Biden Orders Stopgap Help Amid Talks 01/22 06:18
President Joe Biden plans to take executive action Friday to provide a
stopgap measure of financial relief to millions of Americans while Congress
begins to consider his much larger $1.9 trillion package to help those affected
by the coronavirus pandemic.
BALTIMORE (AP) -- President Joe Biden plans to take executive action Friday
to provide a stopgap measure of financial relief to millions of Americans while
Congress begins to consider his much larger $1.9 trillion package to help those
affected by the coronavirus pandemic.
The two executive orders that Biden is to sign would increase food aid,
protect job seekers on unemployment and clear a path for federal workers and
contractors to get a $15 hourly minimum wage.
"The American people cannot afford to wait," said Brian Deese, director of
the White House National Economic Council. "So many are hanging by a thread.
They need help, and we're committed to doing everything we can to provide that
help as quickly as possible."
Deese emphasized that the orders are not substitutes for the additional
stimulus that Biden says is needed beyond the $4 trillion in aid that has
already been approved, including $900 billion this past December. Several
Republican lawmakers have voiced opposition to provisions in Biden's plan for
direct payments to individuals, state and local government aid and a $15 hourly
minimum wage nationwide.
Most economists believe the United States can rebound with strength once
people are vaccinated from the coronavirus, but the situation is still dire as
the disease has closed businesses and schools. Nearly 10 million jobs have been
lost since last February, and nearly 30 million households lack secure access
One of Biden's orders asks the Agriculture Department to consider adjusting
the rules for food assistance, so that the government could be obligated to
provide more money to the hungry.
Children who are unable to get school meals because of remote learning could
receive a 15% increase in food aid, according to a fact sheet provided by the
White House. The lowest-income households could qualify for the emergency
benefits from the Supplemental Nutrition Assistance Program. And the formula
for calculating meal costs could become more generous.
The order also tries to make it easier for people to claim direct payments
from prior aid packages and other benefits. In addition, it would create a
guarantee that workers could still collect unemployment benefits if they refuse
to take a job that could jeopardize their health.
Biden's second executive order would restore union bargaining rights revoked
by the Trump administration, protect the civil service system and promote a $15
hourly minimum wage for all federal workers. The Democratic president also
plans to start a 100-day process for the federal government to require its
contractors to pay at least $15 an hour and provide emergency paid leave to
workers, which could put pressure on other private employers to boost their
wages and benefits.
These orders arrive as the Biden White House has declined to provide a
timeline for getting its proposed relief package through, saying that officials
are beginning to schedule meetings with lawmakers to discuss the proposal.
White House press secretary Jen Psaki said at a Thursday briefing that the
proposal has support ranging from democratic socialist Sen. Bernie Sanders to
the U.S. Chamber of Commerce.
But not all components of the package are popular among Republicans, and
that could delay passage in ways that could injure the economy. Psaki stressed
that Biden wants any deal to be bipartisan and that the process of meeting with
lawmakers to talk through the plan is just beginning.
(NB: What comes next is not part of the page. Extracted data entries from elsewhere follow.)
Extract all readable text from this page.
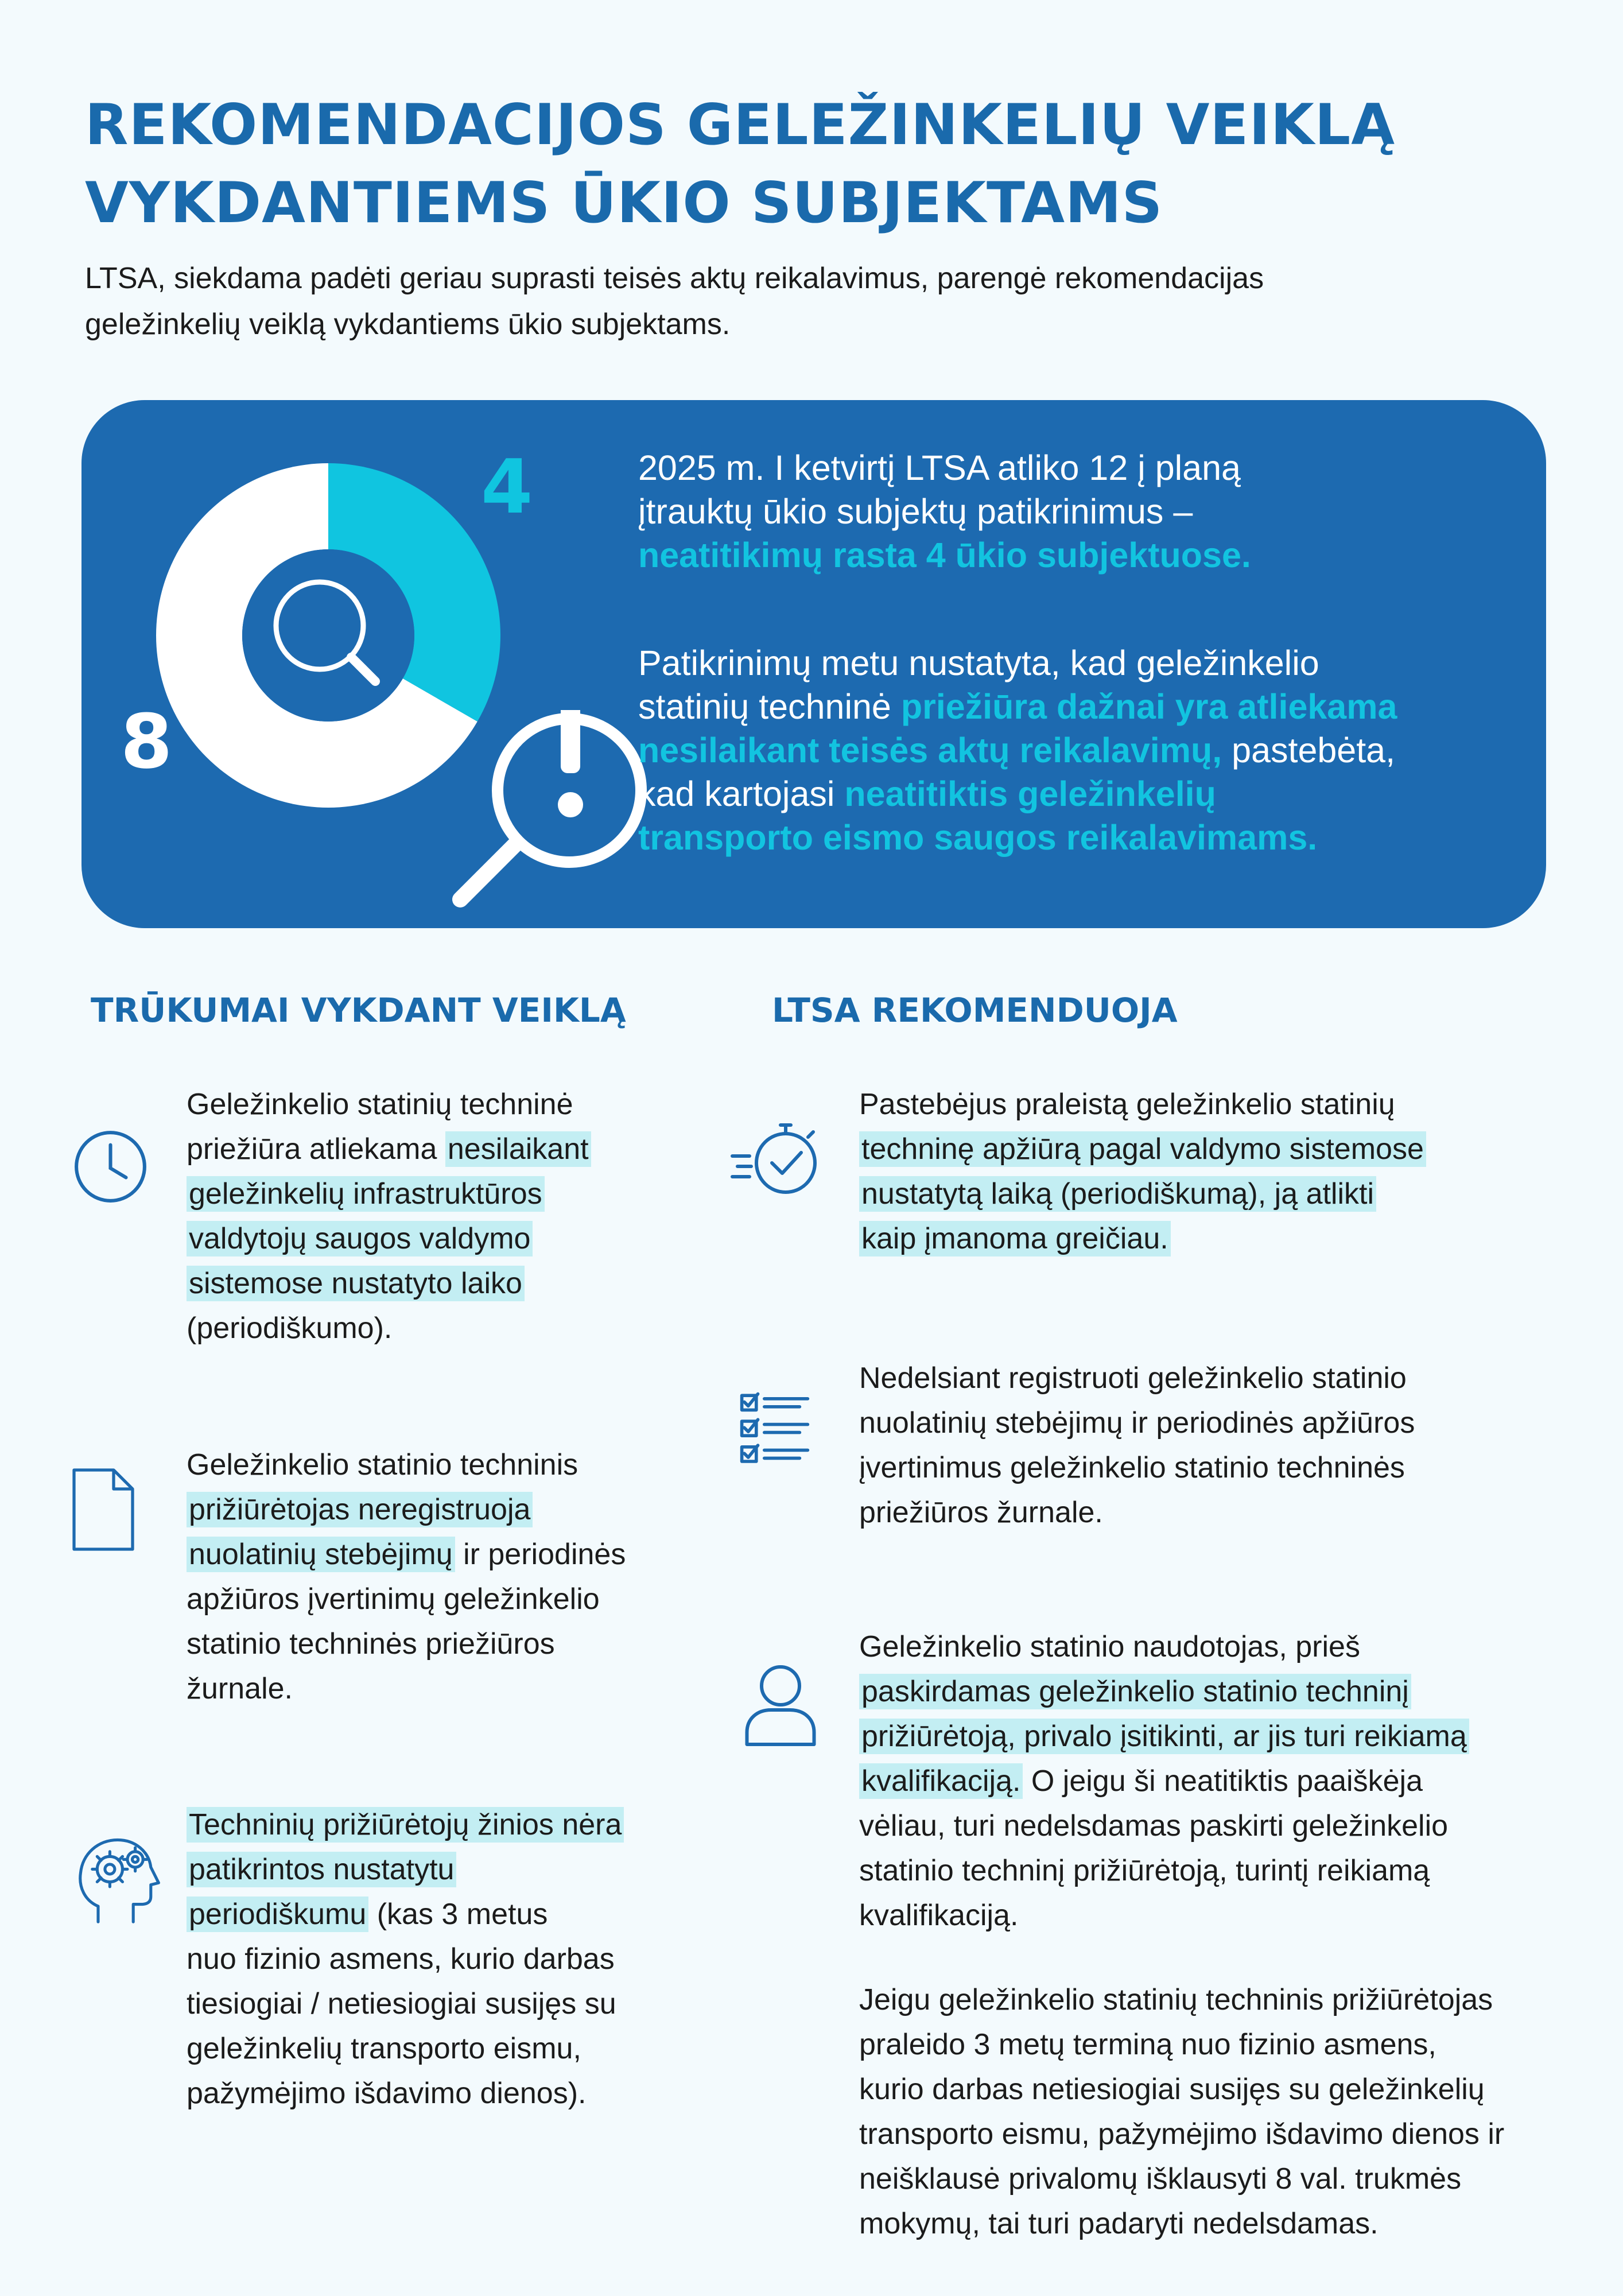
REKOMENDACIJOS GELEŽINKELIŲ VEIKLĄ
VYKDANTIEMS ŪKIO SUBJEKTAMS

LTSA, siekdama padėti geriau suprasti teisės aktų reikalavimus, parengė rekomendacijas
geležinkelių veiklą vykdantiems ūkio subjektams.

4
8

2025 m. I ketvirtį LTSA atliko 12 į planą
įtrauktų ūkio subjektų patikrinimus –
neatitikimų rasta 4 ūkio subjektuose.

Patikrinimų metu nustatyta, kad geležinkelio
statinių techninė priežiūra dažnai yra atliekama
nesilaikant teisės aktų reikalavimų, pastebėta,
kad kartojasi neatitiktis geležinkelių
transporto eismo saugos reikalavimams.

TRŪKUMAI VYKDANT VEIKLĄ	LTSA REKOMENDUOJA

Geležinkelio statinių techninė
priežiūra atliekama nesilaikant
geležinkelių infrastruktūros
valdytojų saugos valdymo
sistemose nustatyto laiko
(periodiškumo).

Geležinkelio statinio techninis
prižiūrėtojas neregistruoja
nuolatinių stebėjimų ir periodinės
apžiūros įvertinimų geležinkelio
statinio techninės priežiūros
žurnale.

Techninių prižiūrėtojų žinios nėra
patikrintos nustatytu
periodiškumu (kas 3 metus
nuo fizinio asmens, kurio darbas
tiesiogiai / netiesiogiai susijęs su
geležinkelių transporto eismu,
pažymėjimo išdavimo dienos).

Pastebėjus praleistą geležinkelio statinių
techninę apžiūrą pagal valdymo sistemose
nustatytą laiką (periodiškumą), ją atlikti
kaip įmanoma greičiau.

Nedelsiant registruoti geležinkelio statinio
nuolatinių stebėjimų ir periodinės apžiūros
įvertinimus geležinkelio statinio techninės
priežiūros žurnale.

Geležinkelio statinio naudotojas, prieš
paskirdamas geležinkelio statinio techninį
prižiūrėtoją, privalo įsitikinti, ar jis turi reikiamą
kvalifikaciją. O jeigu ši neatitiktis paaiškėja
vėliau, turi nedelsdamas paskirti geležinkelio
statinio techninį prižiūrėtoją, turintį reikiamą
kvalifikaciją.

Jeigu geležinkelio statinių techninis prižiūrėtojas
praleido 3 metų terminą nuo fizinio asmens,
kurio darbas netiesiogiai susijęs su geležinkelių
transporto eismu, pažymėjimo išdavimo dienos ir
neišklausė privalomų išklausyti 8 val. trukmės
mokymų, tai turi padaryti nedelsdamas.
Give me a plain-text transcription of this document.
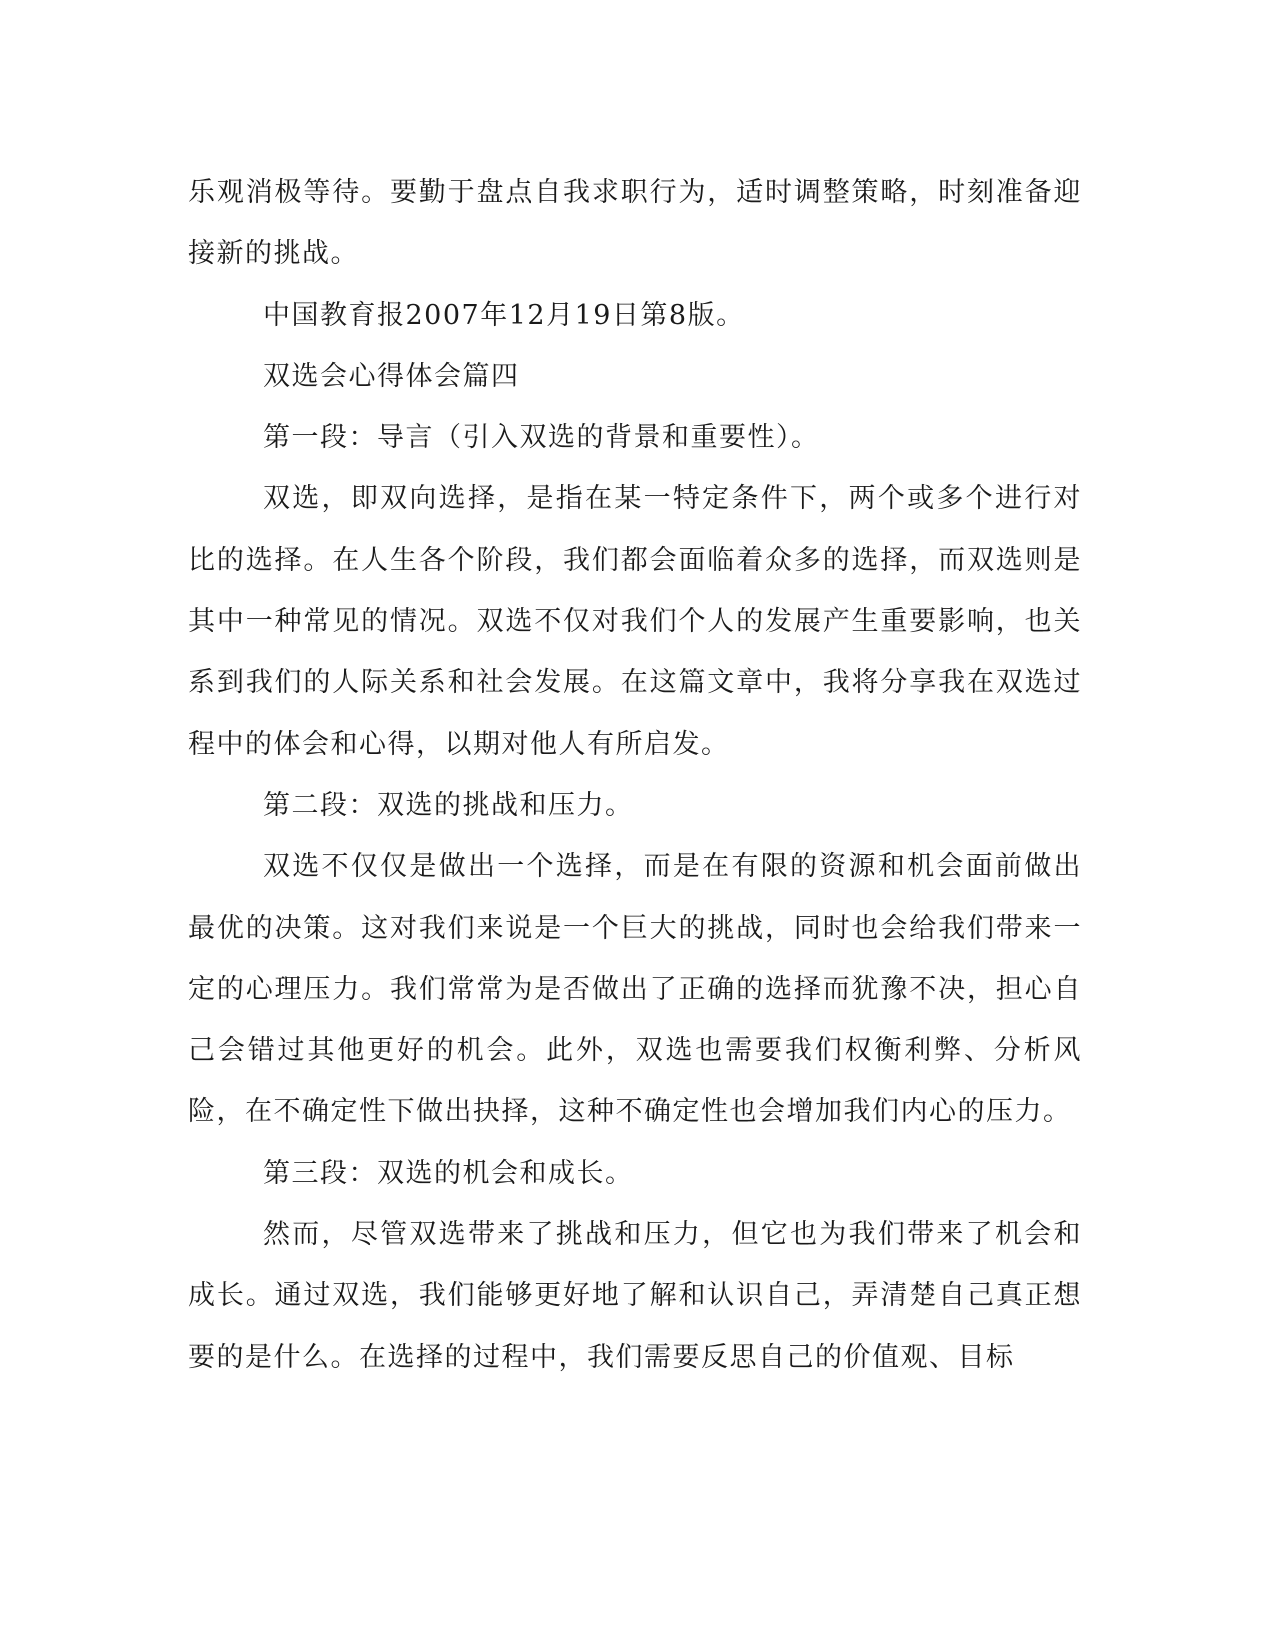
乐观消极等待。要勤于盘点自我求职行为，适时调整策略，时刻准备迎接新的挑战。

中国教育报2007年12月19日第8版。

双选会心得体会篇四

第一段：导言（引入双选的背景和重要性）。

双选，即双向选择，是指在某一特定条件下，两个或多个进行对比的选择。在人生各个阶段，我们都会面临着众多的选择，而双选则是其中一种常见的情况。双选不仅对我们个人的发展产生重要影响，也关系到我们的人际关系和社会发展。在这篇文章中，我将分享我在双选过程中的体会和心得，以期对他人有所启发。

第二段：双选的挑战和压力。

双选不仅仅是做出一个选择，而是在有限的资源和机会面前做出最优的决策。这对我们来说是一个巨大的挑战，同时也会给我们带来一定的心理压力。我们常常为是否做出了正确的选择而犹豫不决，担心自己会错过其他更好的机会。此外，双选也需要我们权衡利弊、分析风险，在不确定性下做出抉择，这种不确定性也会增加我们内心的压力。

第三段：双选的机会和成长。

然而，尽管双选带来了挑战和压力，但它也为我们带来了机会和成长。通过双选，我们能够更好地了解和认识自己，弄清楚自己真正想要的是什么。在选择的过程中，我们需要反思自己的价值观、目标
Biden must balance the need for immediate aid against the risk of prolonged
negotiations. Psaki said that Biden would not take options off the table but
later added, "Part of the discussion we'll be having with members is, what do
you want to cut?"
Neil Bradley, chief policy officer at the Chamber, told reporters Thursday
that Congress should act fast to approve the roughly $400 billion for national
vaccination and reopening schools and other elements of the plan with
bipartisan support, rather than drag out negotiations.
"We're not going to let areas of disagreement prevent progress on areas
where we can find common ground," Bradley said. "We cannot afford six months to
get the vaccination process working right. ... We can't even wait six weeks to
get vaccinations distributed and schools reopened."